Semantics Technologies Explained

Semantic technologies are based on a set of standards, developed by the W3C. These standards offer an entirely new method for accessing, combining, using and sharing data from disparate information sources, regardless of variations in underlying data structures. Creating systems that put these standards to work is extremely complex.

In their raw form semantic technologies are well out of reach of most IT professionals and virtually all non-technical users. Cambridge Semantics is the only company that provides a set of practical tools that allows any enterprise to put the new method into practice to quickly and cost effectively implement enterprise-scale solutions that provide immediate business value.
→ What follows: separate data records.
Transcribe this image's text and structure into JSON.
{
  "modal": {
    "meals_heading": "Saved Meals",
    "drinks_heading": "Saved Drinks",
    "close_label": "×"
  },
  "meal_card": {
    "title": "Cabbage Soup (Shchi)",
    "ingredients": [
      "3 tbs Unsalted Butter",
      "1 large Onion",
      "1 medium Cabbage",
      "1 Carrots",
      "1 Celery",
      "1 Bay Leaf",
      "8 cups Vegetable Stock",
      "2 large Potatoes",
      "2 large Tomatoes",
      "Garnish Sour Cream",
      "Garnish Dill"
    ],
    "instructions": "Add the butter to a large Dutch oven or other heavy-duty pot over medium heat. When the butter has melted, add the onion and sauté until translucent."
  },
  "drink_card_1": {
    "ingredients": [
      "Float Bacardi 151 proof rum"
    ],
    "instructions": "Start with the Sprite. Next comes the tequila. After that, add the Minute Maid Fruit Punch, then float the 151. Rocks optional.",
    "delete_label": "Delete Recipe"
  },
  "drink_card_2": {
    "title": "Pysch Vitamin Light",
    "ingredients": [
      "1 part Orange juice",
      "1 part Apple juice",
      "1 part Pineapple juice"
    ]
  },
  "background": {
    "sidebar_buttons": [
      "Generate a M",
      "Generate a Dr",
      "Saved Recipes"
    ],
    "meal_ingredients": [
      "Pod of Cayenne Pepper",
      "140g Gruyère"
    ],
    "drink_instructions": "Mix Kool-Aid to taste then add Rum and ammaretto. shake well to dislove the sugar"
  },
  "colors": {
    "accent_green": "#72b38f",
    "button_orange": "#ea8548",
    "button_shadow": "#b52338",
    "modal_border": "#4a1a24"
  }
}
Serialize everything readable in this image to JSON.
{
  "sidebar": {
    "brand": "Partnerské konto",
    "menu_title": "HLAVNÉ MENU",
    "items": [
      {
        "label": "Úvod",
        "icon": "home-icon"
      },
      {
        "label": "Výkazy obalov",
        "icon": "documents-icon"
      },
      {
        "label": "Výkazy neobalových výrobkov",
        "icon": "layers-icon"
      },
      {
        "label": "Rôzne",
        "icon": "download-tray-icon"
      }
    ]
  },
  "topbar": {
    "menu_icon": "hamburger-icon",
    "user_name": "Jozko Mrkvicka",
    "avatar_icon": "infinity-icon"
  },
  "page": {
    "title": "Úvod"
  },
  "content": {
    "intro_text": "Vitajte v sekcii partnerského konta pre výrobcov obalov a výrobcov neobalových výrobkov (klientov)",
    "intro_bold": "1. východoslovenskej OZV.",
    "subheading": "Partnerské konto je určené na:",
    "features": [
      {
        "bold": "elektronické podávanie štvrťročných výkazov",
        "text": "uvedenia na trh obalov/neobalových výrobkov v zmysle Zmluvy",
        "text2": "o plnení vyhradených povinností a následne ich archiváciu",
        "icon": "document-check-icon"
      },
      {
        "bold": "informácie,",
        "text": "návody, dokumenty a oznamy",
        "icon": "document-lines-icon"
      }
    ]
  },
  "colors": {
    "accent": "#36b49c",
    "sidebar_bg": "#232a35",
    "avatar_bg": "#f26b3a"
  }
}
Semantic technologies provide a mechanism to build a standards based conceptual layer—distinct from the data itself—that describes all data in the same way: the way humans think about it. This conceptual model is one level of indirection away from the underlying data and is therefore agnostic to variations in data formats or locations. Because of this, a user or system that connects using the concept layer can simply describe what information they need at the time that they need it, and all the data that corresponds to those concepts can immediately be made accessible, on-the-fly, regardless of how the data is structured in the various contributing source systems. This sets up the potential for on-the-fly integration using real-time federated queries, as well as rules and inferencing capabilities that can run across multiple disparate systems and more.

To facilitate this, the W3C for standards for semantic technologies include:

• Ontologies which define concepts that describe data regardless of the source systems’ location or data structures. Ontologies use properties of the data to describe it: for example, a sub-prime mortgage is a loan (concept) that has an associated amount, borrower’s income, interest rate, etc. (properties) that match certain criteria (amount larger than $300,000, interest rate higher than 8.5%, etc.). There are lots of loans out there but only loans with these properties and meeting these criteria are sub-prime mortgages.

• RDF (Resource Description Framework) allows data to be represented and/or stored using the concepts embodied in ontologies

• SPARQL is a standard query language that allows one query to run across multiple sources using concepts embodied in ontologies to locate the requested data.

Once data is accessible and consumable via its conceptual description, previously complex, cross-system actions become very simple and straight forward.

• Information integration can happen just in time at the point of decision making
• Rules/Inference run at the same concept level and can thus be applied to any connected data in the enterprise
• New data sources and information types can be added on the fly by adding new concepts and linking data to them.

The real value in semantic technologies is that by applying it, non-technical users who understand the concepts can now quickly find, combine, visualize and act upon whatever information they need whenever they need it.